同選手は全米大学(NCAA)王者を目指し、山梨学院大を休学してペンシルベニア州立大へ入学。今季はNCAAの大会には出場できないレッドシャツの選手となり、フリースタイルにも力を入れて来秋のアジア大会や世界選手権の優勝を目指していた。
57kg級への調整も順調で、先週半ばには体重が57kg近くまでに落ちていたという。過度の水抜き(減量)が原因かどうか不明だが、尿が濃くなって診断を受けたところ、腎臓の不調が見つかったという。ドクターと相談の結果、“異国”での試合出場を見合わせることを決めた。
小野は「今回は大事をとることにした」と話し、すぐに来年1月のカレッジスタイルのオープン大会を目指して戦列に復帰する見込みと言う。「来年は世界選手権に出場して優勝したい」という希望を話した。
来年5月予定の明治杯全日本選抜選手権の出場資格はまだ発表されていないが、同選手権の「参加選手資格等基準」には「『特に顕著な戦績』を有する者に、下記の戦績に限らず強化委員会が推薦し参加申込資格を与える」と、今年の同選手権の大会要項には「『特に顕著な戦績』を有する者について、パリオリンピック代表選手および東京オリンピックメダリストとする」とある。
この要項が来年も適用されるとしたら、2024年8月から大会に出場していない樋口黎(ミキハウス)には出場資格があるが、同年の世界チャンピオンである小野には資格がないことになる。

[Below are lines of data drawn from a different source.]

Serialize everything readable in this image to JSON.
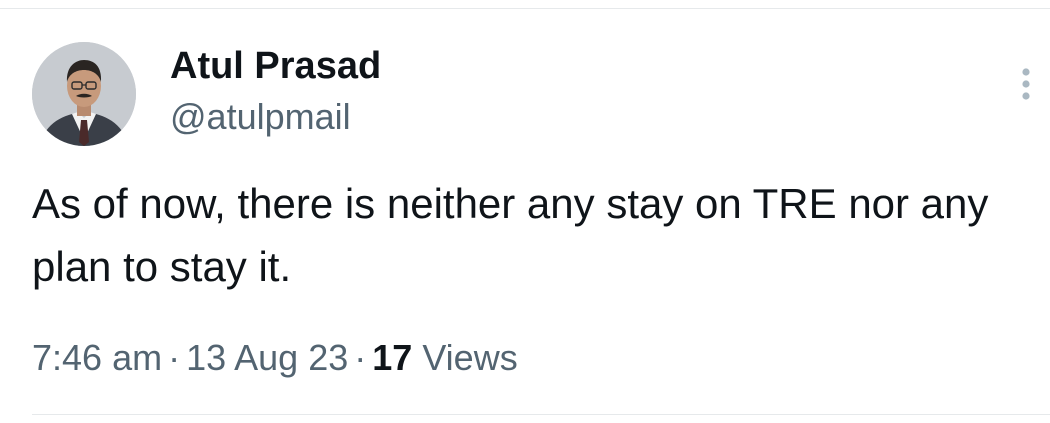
{
  "author": {
    "name": "Atul Prasad",
    "handle": "@atulpmail",
    "avatar_icon": "user-avatar-photo"
  },
  "tweet": {
    "text": "As of now, there is neither any stay on TRE nor any plan to stay it."
  },
  "meta": {
    "time": "7:46 am",
    "separator": "·",
    "date": "13 Aug 23",
    "views_count": "17",
    "views_label": "Views"
  },
  "more_icon": "more-vertical-icon",
  "colors": {
    "text_primary": "#0f1419",
    "text_secondary": "#536471",
    "divider": "#e6e9eb"
  }
}
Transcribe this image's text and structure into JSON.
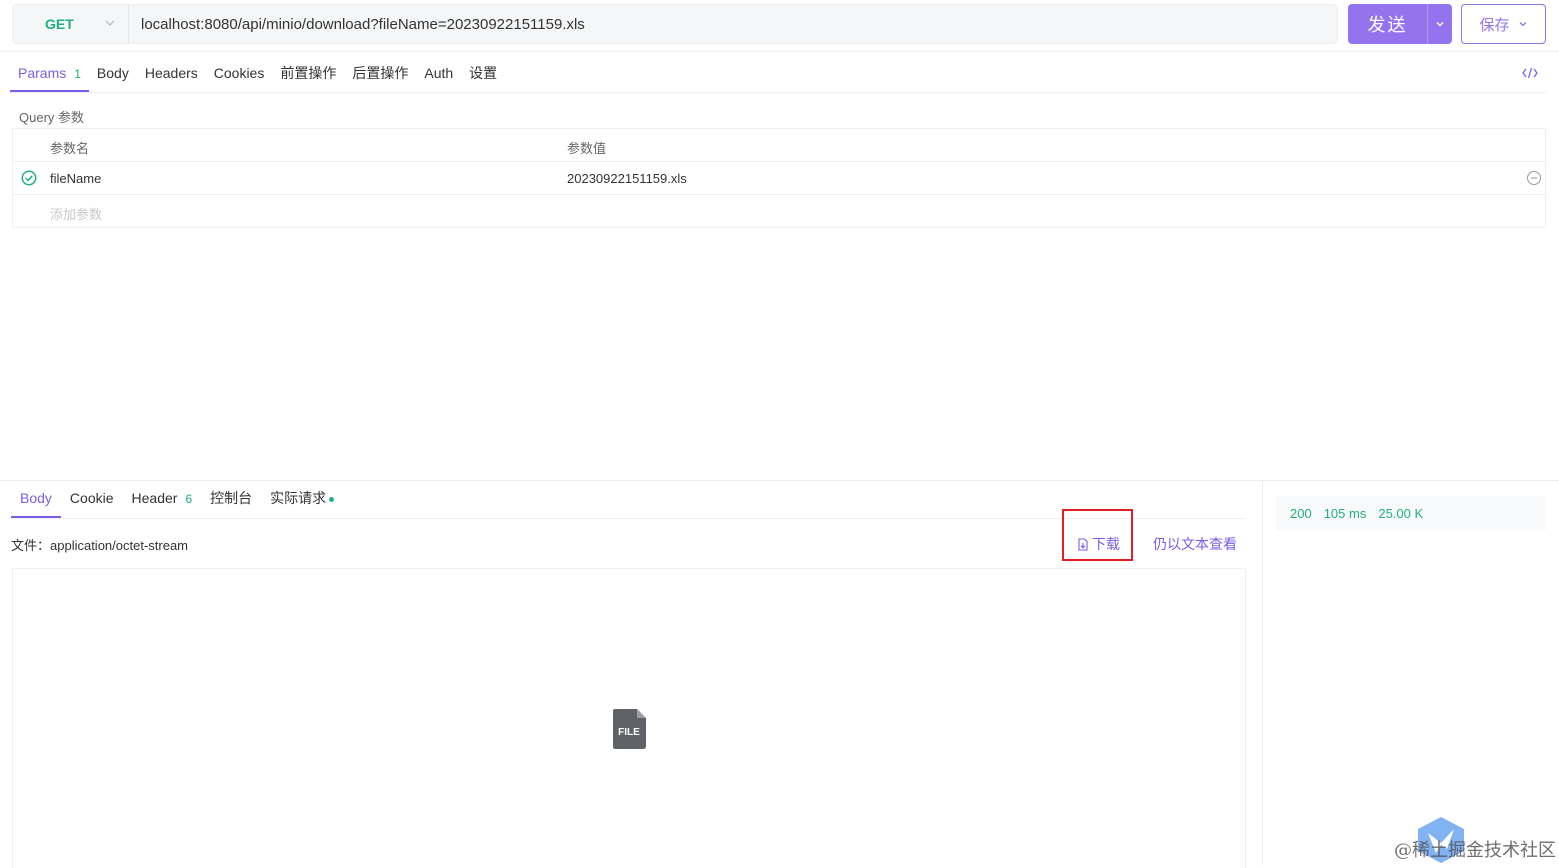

一方、今回の全日本選手権の大会要項には「『特に顕著な戦績』を有する者について、パリオリンピック代表、東京オリンピックメダリスト、2024年世界選手権大会メダリストとする」とある。
樋口黎-小野正之助のオリンピック王者と世界王者の“黄金カード”の実現は、来年の全日本選抜選手権での「特に顕著な戦績」の定義づけが問題になる。日本協会の井上謙二強化委員長は、本サイトの問い合わせに「現段階では何も決まっていない」と、参加資格についてのコメントを控えた。